Но к этому замирающему пению подметался издалека другой звук, тихий и протяжный, он упорно нарастал, переходя от глухого бормотанья к чистой гармонии органа, исчезая и возвращаясь еще более громким.

Они стали прислушиваться. Хольштейн метнулся к двери и рывком распахнул ее. Ночь, звездная и прохладная, предстала во всем своем величии. Они напрягли слух. Хольштейн приставил обе руки к ушам и открыл рот, чтобы лучше слышать. Далекий звук еще долго пел в ночи.

Хольштейн обернулся.

— Это машина, которая тренируется на трассе.

— В такое время…

Однако ночь сияла лунным светом. И все же: как машина оказалась на трассе?
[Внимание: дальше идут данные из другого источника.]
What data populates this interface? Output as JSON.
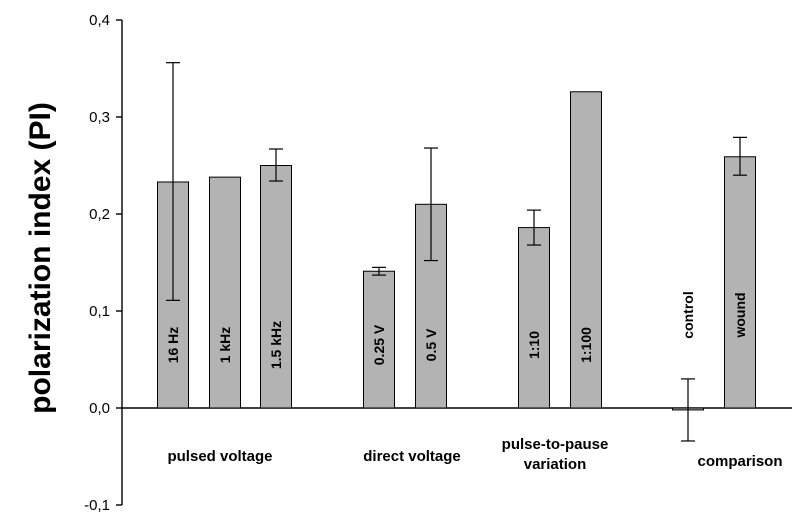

Кай ждал. Сомнений не было: они слышали мотор, развивавший большую скорость. У него мелькнула идея — Хольштейн прочел ее в глазах Кая, забежал в сарай и принес секундомеры.

Они поехали в сторону трассы. Велосипеды бесшумно перемалывали дорогу. Рев мотора стал громче, мощнее, звучал, как трубный клич оленя. В них проснулся охотничий азарт.
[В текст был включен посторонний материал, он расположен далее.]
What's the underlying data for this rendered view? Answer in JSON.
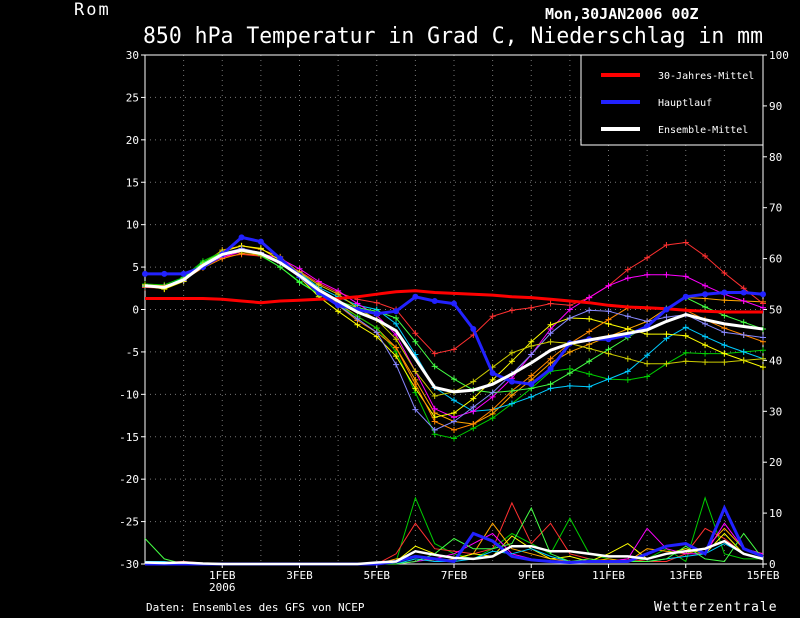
{
  "header": {
    "location": "Rom",
    "run": "Mon,30JAN2006 00Z",
    "title": "850 hPa Temperatur in Grad C, Niederschlag in mm"
  },
  "footer": {
    "source": "Daten: Ensembles des GFS von NCEP",
    "brand": "Wetterzentrale"
  },
  "chart_data": {
    "type": "line",
    "title": "850 hPa Temperatur in Grad C, Niederschlag in mm",
    "x_unit": "days since 30JAN2006 00Z",
    "xlim": [
      0,
      16
    ],
    "ylim_left": [
      -30,
      30
    ],
    "ylim_right": [
      0,
      100
    ],
    "y_ticks_left": [
      30,
      25,
      20,
      15,
      10,
      5,
      0,
      -5,
      -10,
      -15,
      -20,
      -25,
      -30
    ],
    "y_ticks_right": [
      100,
      90,
      80,
      70,
      60,
      50,
      40,
      30,
      20,
      10,
      0
    ],
    "x_ticks": [
      {
        "x": 2,
        "label": "1FEB",
        "sub": "2006"
      },
      {
        "x": 4,
        "label": "3FEB"
      },
      {
        "x": 6,
        "label": "5FEB"
      },
      {
        "x": 8,
        "label": "7FEB"
      },
      {
        "x": 10,
        "label": "9FEB"
      },
      {
        "x": 12,
        "label": "11FEB"
      },
      {
        "x": 14,
        "label": "13FEB"
      },
      {
        "x": 16,
        "label": "15FEB"
      }
    ],
    "grid": true,
    "legend_position": "top-right",
    "legend": [
      {
        "name": "30-Jahres-Mittel",
        "color": "#ff0000"
      },
      {
        "name": "Hauptlauf",
        "color": "#2222ff"
      },
      {
        "name": "Ensemble-Mittel",
        "color": "#ffffff"
      }
    ],
    "temperature": {
      "x": [
        0,
        0.5,
        1,
        1.5,
        2,
        2.5,
        3,
        3.5,
        4,
        4.5,
        5,
        5.5,
        6,
        6.5,
        7,
        7.5,
        8,
        8.5,
        9,
        9.5,
        10,
        10.5,
        11,
        11.5,
        12,
        12.5,
        13,
        13.5,
        14,
        14.5,
        15,
        15.5,
        16
      ],
      "climate": [
        1.3,
        1.3,
        1.3,
        1.3,
        1.2,
        1.0,
        0.8,
        1.0,
        1.1,
        1.2,
        1.3,
        1.5,
        1.8,
        2.1,
        2.2,
        2.0,
        1.9,
        1.8,
        1.7,
        1.5,
        1.4,
        1.2,
        1.0,
        0.8,
        0.5,
        0.3,
        0.2,
        0.1,
        -0.1,
        -0.2,
        -0.3,
        -0.3,
        -0.3
      ],
      "main_run": [
        4.2,
        4.2,
        4.2,
        5.0,
        6.5,
        8.5,
        8.0,
        6.0,
        4.0,
        2.0,
        0.5,
        0.0,
        -0.5,
        -0.2,
        1.5,
        1.0,
        0.7,
        -2.3,
        -7.5,
        -8.5,
        -8.8,
        -7.0,
        -4.0,
        -3.5,
        -3.5,
        -3.0,
        -2.0,
        0.0,
        1.5,
        1.8,
        2.0,
        2.0,
        1.8
      ],
      "ensemble_mean": [
        2.8,
        2.6,
        3.5,
        5.2,
        6.5,
        7.0,
        6.6,
        5.5,
        4.0,
        2.3,
        1.0,
        -0.3,
        -1.2,
        -2.5,
        -5.8,
        -9.2,
        -9.7,
        -9.5,
        -8.8,
        -7.6,
        -6.3,
        -4.8,
        -4.0,
        -3.6,
        -3.2,
        -2.8,
        -2.4,
        -1.4,
        -0.6,
        -1.2,
        -1.7,
        -2.0,
        -2.3
      ],
      "members_offsets": [
        [
          0.0,
          0.0,
          0.0,
          0.2,
          0.5,
          0.5,
          0.5,
          0.7,
          0.3,
          0.0,
          -0.3,
          -0.5,
          -1.0,
          -2.0,
          -2.5,
          -3.0,
          -3.5,
          -4.0,
          -3.5,
          -2.5,
          -2.0,
          -1.5,
          -1.0,
          -0.5,
          0.0,
          0.5,
          1.0,
          1.5,
          2.0,
          2.5,
          2.8,
          3.0,
          3.2
        ],
        [
          0.2,
          0.3,
          0.3,
          0.5,
          0.3,
          0.0,
          -0.3,
          -0.5,
          -0.7,
          -0.5,
          -0.5,
          -0.5,
          -1.0,
          -2.5,
          -4.0,
          -5.5,
          -5.5,
          -4.5,
          -4.0,
          -3.5,
          -3.0,
          -2.5,
          -3.0,
          -4.0,
          -5.0,
          -5.5,
          -5.5,
          -5.0,
          -4.5,
          -4.0,
          -3.5,
          -3.0,
          -2.5
        ],
        [
          -0.2,
          -0.1,
          0.0,
          0.0,
          -0.3,
          -0.5,
          -0.3,
          0.0,
          0.5,
          0.8,
          1.0,
          1.5,
          2.0,
          2.5,
          3.0,
          4.0,
          5.0,
          6.5,
          8.0,
          7.5,
          6.5,
          5.5,
          4.5,
          5.0,
          6.0,
          7.5,
          8.5,
          9.0,
          8.5,
          7.5,
          6.0,
          4.5,
          3.0
        ],
        [
          0.1,
          0.1,
          0.2,
          0.2,
          0.0,
          -0.1,
          0.0,
          0.2,
          0.3,
          0.3,
          0.5,
          0.8,
          1.2,
          0.8,
          0.5,
          0.0,
          -1.0,
          -2.5,
          -3.0,
          -3.5,
          -4.0,
          -4.5,
          -5.0,
          -5.5,
          -5.0,
          -4.5,
          -3.0,
          -2.0,
          -1.5,
          -2.0,
          -2.5,
          -3.0,
          -3.5
        ],
        [
          -0.1,
          0.0,
          0.0,
          -0.2,
          -0.3,
          -0.2,
          0.0,
          0.5,
          0.8,
          1.0,
          1.2,
          1.0,
          0.5,
          -0.5,
          -1.5,
          -2.5,
          -3.0,
          -2.5,
          -1.5,
          -0.5,
          1.0,
          2.5,
          4.0,
          5.0,
          6.0,
          6.5,
          6.5,
          5.5,
          4.5,
          4.0,
          3.5,
          3.0,
          2.5
        ],
        [
          0.0,
          -0.2,
          -0.2,
          0.0,
          0.3,
          0.5,
          0.6,
          0.3,
          -0.2,
          -0.8,
          -1.2,
          -1.5,
          -2.0,
          -3.0,
          -3.5,
          -3.5,
          -2.5,
          -1.0,
          0.5,
          1.5,
          2.5,
          3.0,
          3.0,
          2.5,
          1.5,
          0.5,
          -0.5,
          -1.5,
          -2.5,
          -3.0,
          -3.5,
          -4.0,
          -4.5
        ],
        [
          0.1,
          0.2,
          0.0,
          -0.3,
          -0.5,
          -0.4,
          -0.2,
          0.0,
          0.2,
          0.0,
          -0.5,
          -1.0,
          -1.5,
          -2.0,
          -3.0,
          -4.0,
          -4.5,
          -4.0,
          -3.0,
          -2.0,
          -1.5,
          -1.0,
          0.0,
          1.0,
          2.0,
          3.0,
          2.5,
          1.5,
          0.5,
          0.0,
          -0.5,
          -1.0,
          -1.5
        ],
        [
          -0.1,
          0.0,
          0.2,
          0.3,
          0.2,
          0.0,
          -0.2,
          -0.5,
          -0.8,
          -0.5,
          0.0,
          0.5,
          1.0,
          1.5,
          2.0,
          2.5,
          1.5,
          0.0,
          -1.0,
          -2.0,
          -3.0,
          -4.0,
          -3.5,
          -2.5,
          -1.5,
          -0.5,
          0.5,
          1.5,
          2.0,
          1.5,
          1.0,
          0.5,
          0.0
        ],
        [
          0.0,
          0.1,
          -0.1,
          0.0,
          0.1,
          0.2,
          0.1,
          0.0,
          -0.2,
          -0.3,
          -0.5,
          -0.8,
          -1.5,
          -4.0,
          -6.0,
          -5.0,
          -3.5,
          -2.0,
          -1.0,
          0.0,
          1.0,
          2.0,
          3.0,
          3.5,
          3.0,
          2.0,
          1.0,
          0.5,
          0.0,
          -0.5,
          -1.0,
          -1.0,
          -1.0
        ],
        [
          0.1,
          0.0,
          0.1,
          0.1,
          0.0,
          -0.2,
          -0.1,
          0.2,
          0.4,
          0.6,
          0.8,
          0.5,
          0.0,
          -1.0,
          -1.5,
          -1.0,
          0.0,
          1.0,
          2.0,
          2.5,
          2.0,
          1.0,
          0.0,
          -1.0,
          -2.0,
          -3.0,
          -4.0,
          -5.0,
          -5.5,
          -5.0,
          -4.5,
          -4.0,
          -3.5
        ]
      ],
      "members_colors": [
        "#ffa500",
        "#00cc00",
        "#ff3030",
        "#00ccff",
        "#ff00ff",
        "#ffff00",
        "#ff8800",
        "#44ff44",
        "#8888ff",
        "#cccc00"
      ]
    },
    "precipitation": {
      "x": [
        0,
        0.5,
        1,
        1.5,
        2,
        2.5,
        3,
        3.5,
        4,
        4.5,
        5,
        5.5,
        6,
        6.5,
        7,
        7.5,
        8,
        8.5,
        9,
        9.5,
        10,
        10.5,
        11,
        11.5,
        12,
        12.5,
        13,
        13.5,
        14,
        14.5,
        15,
        15.5,
        16
      ],
      "main_run": [
        0,
        0,
        0,
        0,
        0,
        0,
        0,
        0,
        0,
        0,
        0,
        0,
        0,
        0.5,
        1.5,
        1.0,
        0.5,
        6.0,
        4.5,
        1.5,
        0.8,
        0.5,
        0.3,
        0.5,
        0.5,
        0.5,
        2.0,
        3.5,
        4.0,
        2.0,
        11.0,
        3.0,
        1.5
      ],
      "ensemble_mean": [
        0.3,
        0.2,
        0.3,
        0.1,
        0,
        0,
        0,
        0,
        0,
        0,
        0,
        0,
        0.3,
        0.5,
        2.5,
        1.8,
        1.2,
        1.0,
        1.5,
        3.5,
        3.5,
        2.5,
        2.5,
        2.0,
        1.5,
        1.5,
        1.0,
        2.0,
        2.5,
        3.0,
        4.5,
        2.0,
        1.0
      ],
      "members": [
        [
          0,
          0,
          0,
          0,
          0,
          0,
          0,
          0,
          0,
          0,
          0,
          0,
          0,
          0.5,
          13.0,
          4.0,
          2.0,
          1.0,
          3.0,
          6.0,
          4.0,
          2.0,
          9.0,
          2.0,
          1.0,
          0.5,
          1.0,
          3.0,
          0.5,
          13.0,
          2.0,
          1.0,
          1.0
        ],
        [
          0.2,
          0.3,
          0.5,
          0.2,
          0,
          0,
          0,
          0,
          0,
          0,
          0,
          0,
          0,
          2.0,
          8.0,
          3.0,
          2.5,
          2.0,
          3.0,
          12.0,
          4.0,
          8.0,
          2.0,
          1.0,
          0.5,
          1.0,
          0.5,
          0.5,
          2.0,
          7.0,
          5.0,
          2.0,
          1.0
        ],
        [
          0,
          0,
          0,
          0,
          0,
          0,
          0,
          0,
          0,
          0,
          0,
          0,
          0,
          1.0,
          1.5,
          0.5,
          1.0,
          2.0,
          8.0,
          3.0,
          2.0,
          1.0,
          0.5,
          0.5,
          1.0,
          0.5,
          3.0,
          2.5,
          2.0,
          3.0,
          7.0,
          3.0,
          2.0
        ],
        [
          0,
          0,
          0,
          0,
          0,
          0,
          0,
          0,
          0,
          0,
          0,
          0,
          0,
          0.5,
          3.5,
          2.0,
          1.0,
          2.0,
          1.5,
          5.5,
          3.0,
          1.0,
          1.5,
          0.5,
          2.0,
          4.0,
          1.0,
          2.0,
          3.0,
          2.0,
          6.0,
          2.0,
          1.0
        ],
        [
          0.5,
          0.3,
          0.3,
          0.1,
          0,
          0,
          0,
          0,
          0,
          0,
          0,
          0,
          0,
          0,
          0.5,
          1.0,
          2.0,
          4.0,
          6.0,
          2.0,
          1.0,
          0.5,
          0.5,
          0.5,
          0.5,
          1.0,
          7.0,
          3.0,
          2.0,
          2.0,
          8.0,
          3.0,
          2.0
        ],
        [
          0.5,
          0.5,
          0,
          0,
          0,
          0,
          0,
          0,
          0,
          0,
          0,
          0,
          0,
          0,
          1.0,
          0.5,
          0.5,
          1.0,
          2.5,
          2.0,
          3.0,
          1.5,
          0.5,
          0.5,
          0.5,
          0.5,
          0.5,
          1.0,
          1.5,
          2.0,
          4.0,
          2.0,
          1.0
        ],
        [
          5.0,
          1.0,
          0,
          0,
          0,
          0,
          0,
          0,
          0,
          0,
          0,
          0,
          0,
          0,
          0.5,
          2.0,
          5.0,
          3.0,
          3.0,
          4.0,
          11.0,
          2.0,
          0.5,
          1.0,
          0.5,
          0.5,
          0.5,
          1.0,
          3.5,
          1.0,
          0.5,
          6.0,
          1.0
        ]
      ],
      "members_colors": [
        "#00cc00",
        "#ff3030",
        "#ffa500",
        "#ffff00",
        "#ff00ff",
        "#00ccff",
        "#44ff44"
      ]
    }
  }
}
Они оставили велосипеды в парке и поспешили к автодрому.

— Я бы хотел знать, как он попал на трассу? — прошептал Кай.

Они остановились у какого-то забора и стали искать удобный наблюдательный пункт. Тихонько прокрадываясь дальше, нашли наконец место, откуда хорошо просматривался отрезок трассы.

Серебристо-серая, лежала она в лунном свете, будто лента из сизого бархата. Поворот, охваченный мглой, слегка отсвечивал белым и терялся во мгле. А за ним смутно виднелось небо, вздрагивающее, сотрясаемое ревом, который невидимо царил здесь и метался туда-сюда между лесом и звездами.

Рев приближался. Кай поднял голову. Циферблаты секундомеров у них в руках мерцали белизной. Плечи напряглись, глаза сузились, свободная рука крепко сжалась: вот из тьмы вырвалось что-то еще более темное, с грохотом подлетело ближе, промчалось по дуге ходовой полосы, на повороте вспорхнуло вверх, как ночная птица, и скрылось.